School Seminar: Dr Dan Preston; Australian National University
Metallo-foldamers
Friday, 14 May 11:00am – 12:00pm
This seminar will be delivered via Zoom – Please email chemistry.researchsupport@sydney.edu.au for zoom link and password.
Speaker: Dr Dan Preston; Australian National University
Host: Dr Derrick Roberts
Abstract:
Foldamers are sequences that fold up into secondary structural elements dependent on the identity of the components within the sequence. Peptidic foldamers such as a-helices and b-sheets provide the scaffold by which nature is able achieve precise spatial control within its biological machinery. These structures, and abiotic analogues, are self-assembled in terms of their folding, but not in terms of construction of their primary structure or sequence.
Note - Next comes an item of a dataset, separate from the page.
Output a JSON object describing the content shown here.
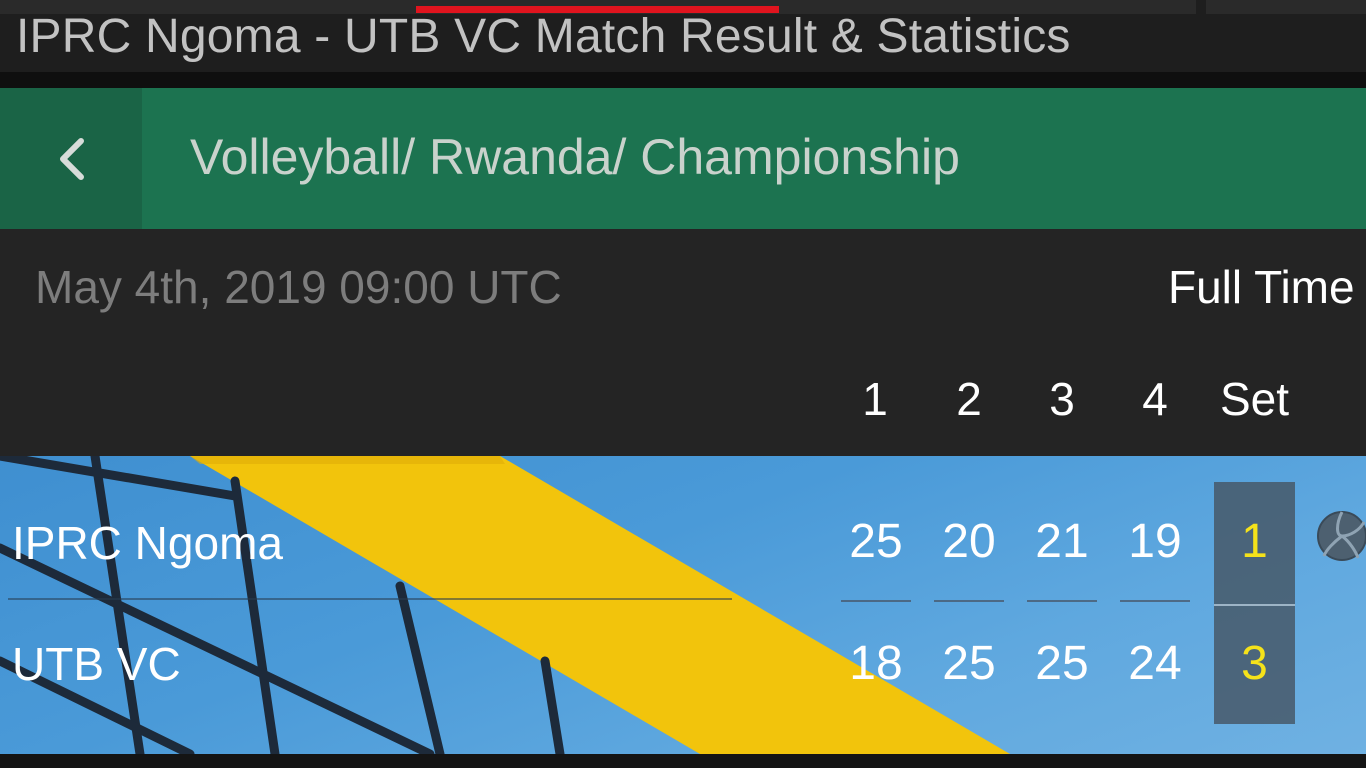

These sequences have to be synthesised in a stepwise manner: this ensures fidelity of information, but makes synthesis more difficult.
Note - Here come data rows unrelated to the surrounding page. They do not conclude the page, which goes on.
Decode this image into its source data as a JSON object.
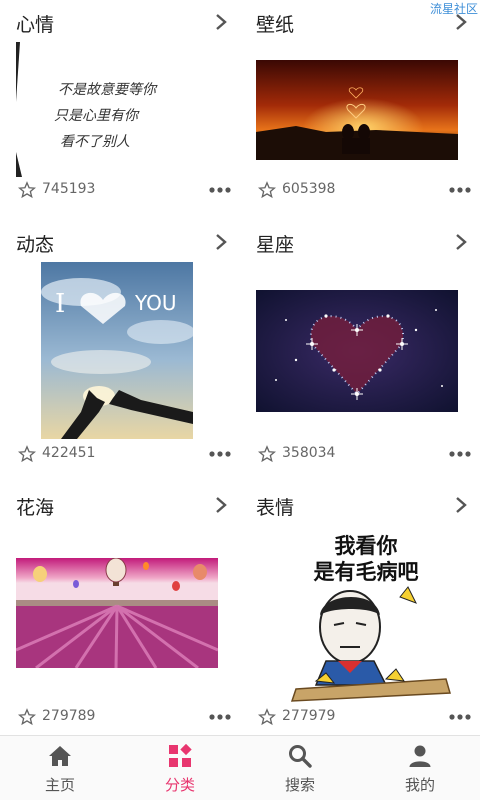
{
  "watermark": "流星社区",
  "categories": [
    {
      "title": "心情",
      "count": "745193"
    },
    {
      "title": "壁纸",
      "count": "605398"
    },
    {
      "title": "动态",
      "count": "422451"
    },
    {
      "title": "星座",
      "count": "358034"
    },
    {
      "title": "花海",
      "count": "279789"
    },
    {
      "title": "表情",
      "count": "277979"
    }
  ],
  "thumb_text": {
    "mood": [
      "不是故意要等你",
      "只是心里有你",
      "看不了别人"
    ],
    "love": "I",
    "you": "YOU",
    "meme": [
      "我看你",
      "是有毛病吧"
    ]
  },
  "tabs": [
    {
      "label": "主页",
      "icon": "home-icon"
    },
    {
      "label": "分类",
      "icon": "category-icon"
    },
    {
      "label": "搜索",
      "icon": "search-icon"
    },
    {
      "label": "我的",
      "icon": "profile-icon"
    }
  ],
  "colors": {
    "accent": "#e8366f",
    "tab_inactive": "#555555",
    "watermark": "#3f8fd8"
  }
}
Metallosupramolecular structures are formed under thermodynamic control, and therefore theoretically a sequence can be assembled directly from a mixture of components. However, in practice to assemble a molecule with a specific sequence, components must come together at metal ion nodes in a predictable way. This talk will detail our efforts to combine mixtures of metal ions and ligands that spontaneously assemble into 1) specific sequences, which fold into 2) persistent secondary structures. We have used the principles of 3:1 and 2:2′ complementary denticity in square planar metal ions to control the process of sequence formation, while folding is driven by π-π interactions between electron rich and electron poor aromatic surfaces.
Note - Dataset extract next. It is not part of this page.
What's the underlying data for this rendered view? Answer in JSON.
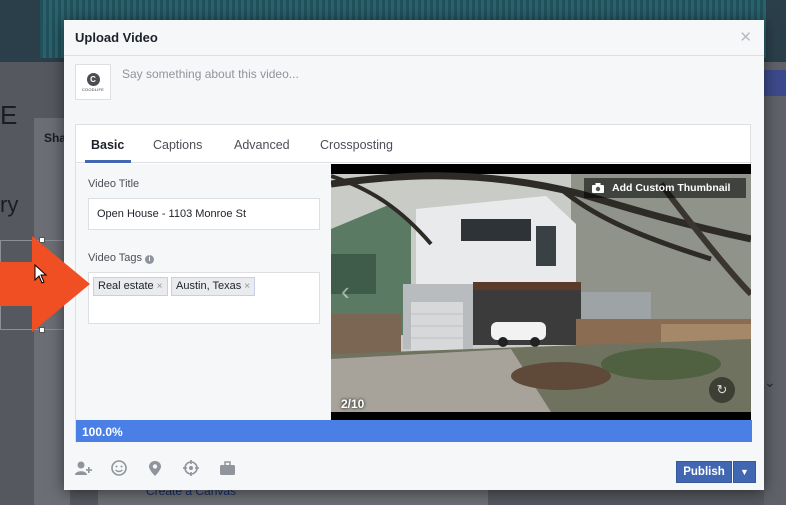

Figure 1 3:1 and 2:2′ complementary denticity with palladium(II) to create self-assembled sequences that fold into secondary structures.
Abstract:
Dan Preston completed his undergraduate studies at the University of Otago, followed by a doctorate at the same university under the supervision of Professor James Crowley (awarded 2017). Dan was then awarded a Rutherford Postdoctoral Fellowship (2018) to carry out independent research under the mentorship of Professor Paul Kruger at the University of Canterbury (NZ). In April 2020, Dan started his independent career as a DECRA Fellow at the Research School of Chemistry at the Australian National University. His research centres on supramolecular chemistry, in the formation of structurally, functionally or behaviourally complex architectures from metal ions and organic ligands. He likes to do his chemistry in solution, working on discrete systems.